HW 4 - Multiple linear regression

Due Thursday, May 26, 9:00pm on Gradescope

This assignment needs to be completed with RMarkdown and submitted as a PDF on Gradescope. Feel free to re-use the template provided for HW1.

When submitting your work on Gradescope, please assign a page for each question.

Problem set and applied exercises (20 points)

  • 8.6 (2 points)
  • 8.10 (11 points)
    1. Read in the data in R with the following command. How many observations and variables are there?

      d <- palmerpenguins::penguins
    2. Identify the type of each variable.

    3. Fit the model in R using the lm command. You should obtain the same estimates as in the book.

    4. Identify the baseline level of the categorical predictors.

    5. Do parts a-d.

    6. Compute \(R^2\) by hand (do not use glance). Hint: compute SSR and SST.

  • 8.12 (1 points)
  • 8.14 (3 points)
    • Fit the candidate model in R and compute its adjusted-\(R^2\) value. You should obtain the same value as in the book.

      d <- palmerpenguins::penguins
    • Do exercise 8.14.

  • 25.10 (3 points)

Lab exercises - Grading the professor (15 points)

You can find the lab here

  • Exercise 1 (2 points)
  • Exercise 2 (2 points)
  • Exercise 3 (1 points)

Skip exercises 4, 5, 6, 7, 8

  • Exercise 9 (2 points)
  • Exercise 10 (2 points)

Skip exercises 11, 12

  • Exercise 13 (1 point)

  • Exercise 14 (5 point)

    • Drop one variable at a time and peek at the adjusted \(R^2\).
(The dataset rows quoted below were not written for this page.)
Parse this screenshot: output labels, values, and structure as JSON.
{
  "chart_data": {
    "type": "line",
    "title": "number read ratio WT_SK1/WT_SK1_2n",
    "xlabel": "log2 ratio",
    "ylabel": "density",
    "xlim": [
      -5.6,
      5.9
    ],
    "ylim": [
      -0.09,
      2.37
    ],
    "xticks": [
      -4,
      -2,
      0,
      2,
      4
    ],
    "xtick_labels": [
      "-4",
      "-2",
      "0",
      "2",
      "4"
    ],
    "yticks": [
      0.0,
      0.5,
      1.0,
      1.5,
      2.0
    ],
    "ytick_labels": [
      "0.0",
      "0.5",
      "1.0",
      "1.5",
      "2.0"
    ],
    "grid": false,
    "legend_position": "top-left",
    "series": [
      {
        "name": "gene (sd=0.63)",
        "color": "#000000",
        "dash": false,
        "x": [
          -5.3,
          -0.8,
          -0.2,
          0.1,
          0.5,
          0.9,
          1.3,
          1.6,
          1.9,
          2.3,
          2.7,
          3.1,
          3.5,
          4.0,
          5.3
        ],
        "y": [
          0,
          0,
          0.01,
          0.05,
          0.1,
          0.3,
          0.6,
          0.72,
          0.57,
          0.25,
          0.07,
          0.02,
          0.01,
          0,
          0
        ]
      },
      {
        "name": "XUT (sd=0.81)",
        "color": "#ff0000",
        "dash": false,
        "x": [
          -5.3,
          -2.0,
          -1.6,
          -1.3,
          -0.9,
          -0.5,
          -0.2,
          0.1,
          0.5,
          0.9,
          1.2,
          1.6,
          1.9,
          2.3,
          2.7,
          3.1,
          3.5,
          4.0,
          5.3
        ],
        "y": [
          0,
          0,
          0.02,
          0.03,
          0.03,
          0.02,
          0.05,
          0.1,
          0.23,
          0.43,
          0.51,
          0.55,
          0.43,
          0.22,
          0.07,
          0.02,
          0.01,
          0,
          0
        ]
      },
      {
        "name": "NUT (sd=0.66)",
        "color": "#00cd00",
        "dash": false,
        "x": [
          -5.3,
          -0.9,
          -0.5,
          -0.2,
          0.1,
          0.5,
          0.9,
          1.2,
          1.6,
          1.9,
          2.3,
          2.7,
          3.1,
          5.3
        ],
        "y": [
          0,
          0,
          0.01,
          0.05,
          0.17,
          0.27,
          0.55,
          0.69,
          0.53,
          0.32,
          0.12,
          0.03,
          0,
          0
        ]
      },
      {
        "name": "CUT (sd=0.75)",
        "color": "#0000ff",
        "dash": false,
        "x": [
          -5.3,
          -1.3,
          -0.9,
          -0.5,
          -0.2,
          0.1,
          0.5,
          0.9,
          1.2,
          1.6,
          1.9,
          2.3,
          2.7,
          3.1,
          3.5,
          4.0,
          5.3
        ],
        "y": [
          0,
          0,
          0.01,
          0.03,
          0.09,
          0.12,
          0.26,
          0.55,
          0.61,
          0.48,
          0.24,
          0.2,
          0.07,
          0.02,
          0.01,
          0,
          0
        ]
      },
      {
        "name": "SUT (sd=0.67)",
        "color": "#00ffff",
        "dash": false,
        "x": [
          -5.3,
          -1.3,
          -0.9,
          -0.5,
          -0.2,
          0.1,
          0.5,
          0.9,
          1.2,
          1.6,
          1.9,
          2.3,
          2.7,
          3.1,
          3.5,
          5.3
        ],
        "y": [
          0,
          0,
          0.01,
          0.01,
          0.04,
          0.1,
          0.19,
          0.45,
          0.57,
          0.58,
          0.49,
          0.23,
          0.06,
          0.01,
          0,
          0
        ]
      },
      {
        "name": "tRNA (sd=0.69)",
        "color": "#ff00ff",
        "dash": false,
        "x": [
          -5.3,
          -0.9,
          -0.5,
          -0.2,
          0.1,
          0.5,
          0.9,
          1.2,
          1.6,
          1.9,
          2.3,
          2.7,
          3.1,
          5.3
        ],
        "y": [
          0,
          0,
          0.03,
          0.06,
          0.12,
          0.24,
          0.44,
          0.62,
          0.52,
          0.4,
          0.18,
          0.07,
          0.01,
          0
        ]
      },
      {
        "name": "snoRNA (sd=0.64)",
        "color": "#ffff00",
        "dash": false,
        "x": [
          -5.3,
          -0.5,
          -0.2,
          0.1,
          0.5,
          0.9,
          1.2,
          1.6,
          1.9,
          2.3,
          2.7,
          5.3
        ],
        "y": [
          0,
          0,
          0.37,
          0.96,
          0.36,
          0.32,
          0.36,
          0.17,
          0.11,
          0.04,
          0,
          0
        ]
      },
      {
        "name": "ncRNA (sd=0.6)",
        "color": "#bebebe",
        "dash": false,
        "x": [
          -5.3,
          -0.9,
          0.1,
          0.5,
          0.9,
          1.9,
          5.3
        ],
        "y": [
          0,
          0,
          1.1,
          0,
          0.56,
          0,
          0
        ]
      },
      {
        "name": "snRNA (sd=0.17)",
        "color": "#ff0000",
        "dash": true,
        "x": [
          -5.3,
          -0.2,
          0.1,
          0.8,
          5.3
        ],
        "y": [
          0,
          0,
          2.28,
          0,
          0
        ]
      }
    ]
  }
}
Removing which variable increases adjusted \(R^2\) the most?

    • Skip the rest of the question.

Skip the remaining exercises.

Function, for-loop and cross-validation in R (15 points)

  • Function – Write a function in R that computes the average \(\bar{x}\) of numerical variable from scratch (do not use the command mean). Your function should be called my_mean, should take a vector of numbers as input and should output its average. Show that your function works by applying in on the variable cty of the ggplot2::mpg data. You should obtain the same value as the command mean. (5 points)

  • For-loop – Write a for-loop that computes the first 20 Fibonacci numbers. The first few Fibonacci numbers are \(0, 1, 1, 2, 3, 5, 8, 13, 21, 34, 55, …\). These numbers follow the following rule: each is the sum of the previous two; that is,

    \[ x_n = x_{n-1}+x_{n-2}, \]

    and the first two numbers are \(x_1=0\) and \(x_2=1\). For instance, the third number is \(1 = x_3 = x_2 + x_1 = 1 + 0\) and the seventh number is \(8 = x_7 = x_6 + x_5 = 5 + 3\) (5 points).

  • Cross-validation – Use the code from lecture to implement \(5\)-fold cross-validation on the prediction project data to compare the simple regression model with gestation_week as the predictor and the full model with all 15 raw predictors. (5 points)